- Born: December 14, 1882 Montgomery, West Virginia, United States
- Died: January 22, 1983 (aged 100) Washington, D.C., United States
- Occupations: founder of Alpha Kappa Alpha sorority; English, French, and Latin teacher
- Parent(s): Thomas Norman and Virginia Thomas

= Lavinia Norman =

Alpha Kappa Alpha founder (1882–1983)

Lavinia Norman (December 14, 1882 - January 22, 1983) was one of the nine original founders of Alpha Kappa Alpha sorority, the first sorority founded by African-American women, at Howard University. In addition Norman did graduate work and taught at Douglas High School in Huntington, West Virginia, for more than 40 years. When teaching was considered one of the most critical and prestigious careers for a developing nation.

A devoted educator, Norman was a charter member of the Beta Tau Omega chapter of Alpha Kappa Alpha in Huntington.

==Early life==
Born as the eighth of sixteen children to Thomas Norman and Virginia Thomas, Lavinia Norman grew up in Montgomery, West Virginia. Her elementary years were spent in West Virginia. When her father got a job with the Postal Service, Norman's family moved to Washington, D.C. In 1901, she started secondary work at Howard University's Preparatory School. She graduated in 1905 with a diploma.
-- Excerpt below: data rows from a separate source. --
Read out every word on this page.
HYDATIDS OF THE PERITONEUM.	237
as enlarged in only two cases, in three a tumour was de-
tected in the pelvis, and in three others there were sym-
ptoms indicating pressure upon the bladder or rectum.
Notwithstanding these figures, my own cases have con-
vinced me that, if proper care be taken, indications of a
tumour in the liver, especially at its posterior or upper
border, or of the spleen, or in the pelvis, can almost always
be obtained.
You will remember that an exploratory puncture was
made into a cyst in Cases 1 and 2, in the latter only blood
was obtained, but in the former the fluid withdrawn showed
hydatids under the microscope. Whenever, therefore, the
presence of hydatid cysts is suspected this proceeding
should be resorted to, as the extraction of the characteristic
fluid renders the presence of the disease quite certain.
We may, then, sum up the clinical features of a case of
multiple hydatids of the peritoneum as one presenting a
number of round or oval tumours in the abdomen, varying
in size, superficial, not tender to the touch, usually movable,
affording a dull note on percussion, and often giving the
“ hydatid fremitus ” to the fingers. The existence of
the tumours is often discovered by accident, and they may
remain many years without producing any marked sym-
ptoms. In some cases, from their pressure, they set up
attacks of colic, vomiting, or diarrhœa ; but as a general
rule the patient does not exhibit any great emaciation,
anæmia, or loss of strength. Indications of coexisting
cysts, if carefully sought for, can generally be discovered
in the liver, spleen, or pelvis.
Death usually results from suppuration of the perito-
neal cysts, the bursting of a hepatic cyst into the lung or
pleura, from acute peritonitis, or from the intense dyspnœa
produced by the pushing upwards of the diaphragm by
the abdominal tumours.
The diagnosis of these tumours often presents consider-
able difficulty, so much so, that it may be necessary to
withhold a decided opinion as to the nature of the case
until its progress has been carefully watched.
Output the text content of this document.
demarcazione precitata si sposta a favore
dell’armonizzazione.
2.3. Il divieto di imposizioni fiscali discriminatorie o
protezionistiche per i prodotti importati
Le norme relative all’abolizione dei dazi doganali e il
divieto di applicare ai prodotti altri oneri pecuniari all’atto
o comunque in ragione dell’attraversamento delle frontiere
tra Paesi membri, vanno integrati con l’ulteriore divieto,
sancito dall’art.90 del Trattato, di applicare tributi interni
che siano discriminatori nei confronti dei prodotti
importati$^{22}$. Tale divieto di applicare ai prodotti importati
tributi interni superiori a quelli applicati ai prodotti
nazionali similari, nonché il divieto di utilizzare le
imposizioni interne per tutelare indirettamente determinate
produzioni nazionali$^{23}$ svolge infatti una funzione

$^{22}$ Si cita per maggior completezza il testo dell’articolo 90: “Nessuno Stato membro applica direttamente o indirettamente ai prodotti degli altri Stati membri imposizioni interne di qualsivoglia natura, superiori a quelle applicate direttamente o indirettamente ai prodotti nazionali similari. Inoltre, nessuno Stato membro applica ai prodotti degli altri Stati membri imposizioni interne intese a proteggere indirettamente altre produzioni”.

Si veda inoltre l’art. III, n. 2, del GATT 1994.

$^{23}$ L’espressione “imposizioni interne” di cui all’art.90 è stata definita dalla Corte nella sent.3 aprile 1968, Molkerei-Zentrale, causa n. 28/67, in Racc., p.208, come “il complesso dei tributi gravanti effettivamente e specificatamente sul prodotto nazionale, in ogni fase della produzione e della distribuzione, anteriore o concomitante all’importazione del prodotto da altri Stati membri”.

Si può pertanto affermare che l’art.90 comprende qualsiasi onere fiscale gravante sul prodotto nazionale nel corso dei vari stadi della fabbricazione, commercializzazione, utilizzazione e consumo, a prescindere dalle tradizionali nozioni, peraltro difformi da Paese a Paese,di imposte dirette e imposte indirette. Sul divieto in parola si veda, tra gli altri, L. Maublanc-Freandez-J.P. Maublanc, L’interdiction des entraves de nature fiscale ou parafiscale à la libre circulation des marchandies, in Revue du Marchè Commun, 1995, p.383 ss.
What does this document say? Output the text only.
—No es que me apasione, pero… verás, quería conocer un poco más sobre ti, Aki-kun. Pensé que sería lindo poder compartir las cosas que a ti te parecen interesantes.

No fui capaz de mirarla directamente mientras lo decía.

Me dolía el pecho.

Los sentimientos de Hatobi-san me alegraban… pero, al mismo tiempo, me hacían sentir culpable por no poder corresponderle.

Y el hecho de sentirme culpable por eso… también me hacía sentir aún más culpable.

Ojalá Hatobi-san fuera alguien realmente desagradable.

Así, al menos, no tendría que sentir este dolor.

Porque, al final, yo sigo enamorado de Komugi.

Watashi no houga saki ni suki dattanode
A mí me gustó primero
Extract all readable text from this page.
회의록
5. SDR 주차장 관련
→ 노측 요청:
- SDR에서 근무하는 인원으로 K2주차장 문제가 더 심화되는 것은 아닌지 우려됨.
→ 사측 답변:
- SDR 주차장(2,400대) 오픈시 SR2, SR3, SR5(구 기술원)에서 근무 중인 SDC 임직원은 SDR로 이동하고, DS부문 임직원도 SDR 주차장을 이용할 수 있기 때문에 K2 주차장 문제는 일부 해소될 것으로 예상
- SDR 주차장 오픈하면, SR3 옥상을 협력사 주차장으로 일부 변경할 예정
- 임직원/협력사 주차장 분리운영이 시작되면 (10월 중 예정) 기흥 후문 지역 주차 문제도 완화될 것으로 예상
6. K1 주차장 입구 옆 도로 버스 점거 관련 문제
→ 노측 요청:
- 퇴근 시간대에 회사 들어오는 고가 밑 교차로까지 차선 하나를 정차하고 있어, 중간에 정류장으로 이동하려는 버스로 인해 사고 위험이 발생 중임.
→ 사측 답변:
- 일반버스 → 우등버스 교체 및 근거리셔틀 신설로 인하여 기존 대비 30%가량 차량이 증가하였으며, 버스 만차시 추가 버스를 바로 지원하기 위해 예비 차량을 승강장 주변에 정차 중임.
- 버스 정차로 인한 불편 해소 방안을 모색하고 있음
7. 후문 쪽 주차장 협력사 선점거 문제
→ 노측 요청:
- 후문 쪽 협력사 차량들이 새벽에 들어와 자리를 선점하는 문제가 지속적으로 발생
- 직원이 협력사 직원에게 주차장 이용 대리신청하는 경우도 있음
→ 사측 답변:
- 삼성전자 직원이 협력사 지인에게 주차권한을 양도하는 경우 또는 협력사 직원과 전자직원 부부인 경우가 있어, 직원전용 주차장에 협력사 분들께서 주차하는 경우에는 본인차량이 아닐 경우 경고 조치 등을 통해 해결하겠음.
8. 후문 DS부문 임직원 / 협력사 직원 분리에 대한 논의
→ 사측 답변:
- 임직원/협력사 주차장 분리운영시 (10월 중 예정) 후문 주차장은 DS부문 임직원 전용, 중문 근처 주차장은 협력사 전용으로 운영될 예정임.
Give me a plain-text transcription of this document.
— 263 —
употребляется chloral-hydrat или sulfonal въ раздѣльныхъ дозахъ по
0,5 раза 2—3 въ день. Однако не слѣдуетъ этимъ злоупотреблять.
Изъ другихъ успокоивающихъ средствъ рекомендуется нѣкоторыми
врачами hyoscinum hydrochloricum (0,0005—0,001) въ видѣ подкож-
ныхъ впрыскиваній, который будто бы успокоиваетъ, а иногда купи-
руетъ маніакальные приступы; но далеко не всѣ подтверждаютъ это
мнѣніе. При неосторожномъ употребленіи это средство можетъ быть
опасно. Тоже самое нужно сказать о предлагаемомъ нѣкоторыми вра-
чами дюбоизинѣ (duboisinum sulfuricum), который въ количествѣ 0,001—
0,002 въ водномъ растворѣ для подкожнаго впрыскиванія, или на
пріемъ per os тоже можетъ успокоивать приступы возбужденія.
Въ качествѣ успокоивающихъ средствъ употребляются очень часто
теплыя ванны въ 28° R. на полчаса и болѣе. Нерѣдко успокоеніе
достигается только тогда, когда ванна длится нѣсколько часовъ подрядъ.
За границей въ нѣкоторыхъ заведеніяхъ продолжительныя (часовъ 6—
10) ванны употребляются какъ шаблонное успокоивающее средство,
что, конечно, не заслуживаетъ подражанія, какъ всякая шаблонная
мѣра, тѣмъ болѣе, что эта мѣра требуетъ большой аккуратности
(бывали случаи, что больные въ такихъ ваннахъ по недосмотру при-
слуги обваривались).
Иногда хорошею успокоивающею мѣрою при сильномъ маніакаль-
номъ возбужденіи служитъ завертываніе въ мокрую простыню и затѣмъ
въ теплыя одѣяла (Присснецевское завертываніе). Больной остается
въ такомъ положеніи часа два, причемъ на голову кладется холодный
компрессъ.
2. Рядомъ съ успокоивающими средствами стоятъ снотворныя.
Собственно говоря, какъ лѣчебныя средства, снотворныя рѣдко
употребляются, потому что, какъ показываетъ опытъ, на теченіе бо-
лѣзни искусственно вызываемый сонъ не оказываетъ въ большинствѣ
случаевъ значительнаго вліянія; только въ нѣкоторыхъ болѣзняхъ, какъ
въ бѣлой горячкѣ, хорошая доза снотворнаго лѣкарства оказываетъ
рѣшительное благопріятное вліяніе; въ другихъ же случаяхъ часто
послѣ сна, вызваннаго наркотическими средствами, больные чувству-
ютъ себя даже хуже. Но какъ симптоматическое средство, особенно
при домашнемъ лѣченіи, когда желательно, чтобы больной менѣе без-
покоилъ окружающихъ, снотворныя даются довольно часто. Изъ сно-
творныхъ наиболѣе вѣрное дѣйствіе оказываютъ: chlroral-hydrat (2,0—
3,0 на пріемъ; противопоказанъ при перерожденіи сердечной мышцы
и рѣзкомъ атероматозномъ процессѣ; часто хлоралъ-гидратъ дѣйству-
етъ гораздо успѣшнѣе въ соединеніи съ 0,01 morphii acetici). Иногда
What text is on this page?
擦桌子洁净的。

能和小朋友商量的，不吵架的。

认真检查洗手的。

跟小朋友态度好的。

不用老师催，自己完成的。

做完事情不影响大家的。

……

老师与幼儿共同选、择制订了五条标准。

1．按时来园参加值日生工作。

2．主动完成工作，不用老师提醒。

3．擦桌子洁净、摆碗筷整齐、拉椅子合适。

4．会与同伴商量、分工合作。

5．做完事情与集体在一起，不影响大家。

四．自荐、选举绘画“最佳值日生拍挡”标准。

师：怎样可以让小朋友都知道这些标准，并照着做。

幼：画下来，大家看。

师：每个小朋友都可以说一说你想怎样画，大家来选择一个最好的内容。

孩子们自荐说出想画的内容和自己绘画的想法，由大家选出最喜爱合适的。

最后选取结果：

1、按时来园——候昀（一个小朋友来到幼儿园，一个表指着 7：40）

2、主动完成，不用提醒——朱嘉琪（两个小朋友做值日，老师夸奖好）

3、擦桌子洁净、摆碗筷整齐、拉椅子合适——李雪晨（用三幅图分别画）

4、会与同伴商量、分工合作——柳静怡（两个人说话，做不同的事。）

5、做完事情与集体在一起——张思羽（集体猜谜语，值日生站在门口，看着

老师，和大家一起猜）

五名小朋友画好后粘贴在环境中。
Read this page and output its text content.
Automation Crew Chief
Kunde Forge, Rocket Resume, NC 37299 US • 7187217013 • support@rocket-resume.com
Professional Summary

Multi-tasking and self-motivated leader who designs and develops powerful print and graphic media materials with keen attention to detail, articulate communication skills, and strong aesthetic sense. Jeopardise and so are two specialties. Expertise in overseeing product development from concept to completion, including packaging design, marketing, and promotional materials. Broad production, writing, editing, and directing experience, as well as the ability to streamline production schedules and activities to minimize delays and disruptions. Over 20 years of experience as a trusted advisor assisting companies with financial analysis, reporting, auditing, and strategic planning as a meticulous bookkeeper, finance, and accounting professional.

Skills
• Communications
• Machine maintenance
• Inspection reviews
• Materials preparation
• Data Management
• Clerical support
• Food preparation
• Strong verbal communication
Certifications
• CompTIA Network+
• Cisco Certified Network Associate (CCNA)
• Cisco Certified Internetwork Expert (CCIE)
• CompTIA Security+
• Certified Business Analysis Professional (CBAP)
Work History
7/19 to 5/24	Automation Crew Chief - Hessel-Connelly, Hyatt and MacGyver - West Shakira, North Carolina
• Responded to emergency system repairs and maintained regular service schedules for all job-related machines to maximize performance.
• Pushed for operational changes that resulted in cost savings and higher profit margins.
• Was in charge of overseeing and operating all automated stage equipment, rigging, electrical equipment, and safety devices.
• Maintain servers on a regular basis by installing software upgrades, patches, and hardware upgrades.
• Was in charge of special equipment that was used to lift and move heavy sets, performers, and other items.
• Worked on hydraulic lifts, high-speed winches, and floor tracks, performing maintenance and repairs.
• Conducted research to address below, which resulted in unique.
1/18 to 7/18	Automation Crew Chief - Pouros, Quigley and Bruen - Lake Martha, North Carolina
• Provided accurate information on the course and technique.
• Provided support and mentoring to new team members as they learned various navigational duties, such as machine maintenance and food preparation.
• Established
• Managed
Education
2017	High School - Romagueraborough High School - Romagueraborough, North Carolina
==Howard University and founding of Alpha Kappa Alpha==
Lavinia Norman entered Howard University, the top historically black college in the nation, at a time when only 1/3 of 1% of African Americans and 5% of whites attended any college.

Norman drafted the constitution for Alpha Kappa Alpha with Margaret Flagg and Ethel Hedgeman. After the sorority was founded on January 15, 1908, Norman expanded the activities of Alpha chapter at Howard University. As a senior in 1909, she succeeded Ethel Hedgeman as head of AKA. Norman helped to plan ceremonies for the second Ivy Day celebration at the university. Norman graduated cum laude with degrees in French and English in 1909.

==Teaching==
After graduating from Howard, Norman returned to West Virginia. There she taught Latin, French, dramatic arts, and English at Douglass High School in Huntington. In 1934 she earned a second Bachelor of Arts degree at West Virginia State College.

In 1950, Norman retired after forty years in education, having taught generations of students. During her tenure as teacher, she acted as coach for the high school's drama team and was the adviser to the school's newspaper.

She was also active in Alpha Kappa Alpha, in the Beta Tau Omega chapter in Huntington.

==Later life==
After retiring from teaching, Norman returned to Washington, D.C., where she affiliated with Alpha Kappa Alpha's Xi Omega chapter. In 1978, Norman was honored at the 70th celebration of the sorority's founding. The sorority unveiled a window honoring her and 19 other founders was unveiled in Rankin Chapel at Howard University. The sorority also helped to celebrate her 100th birthday.

Having served Alpha Kappa Alpha for more than 75 years, Lavinia Norman died on January 22, 1983, as the last original founder.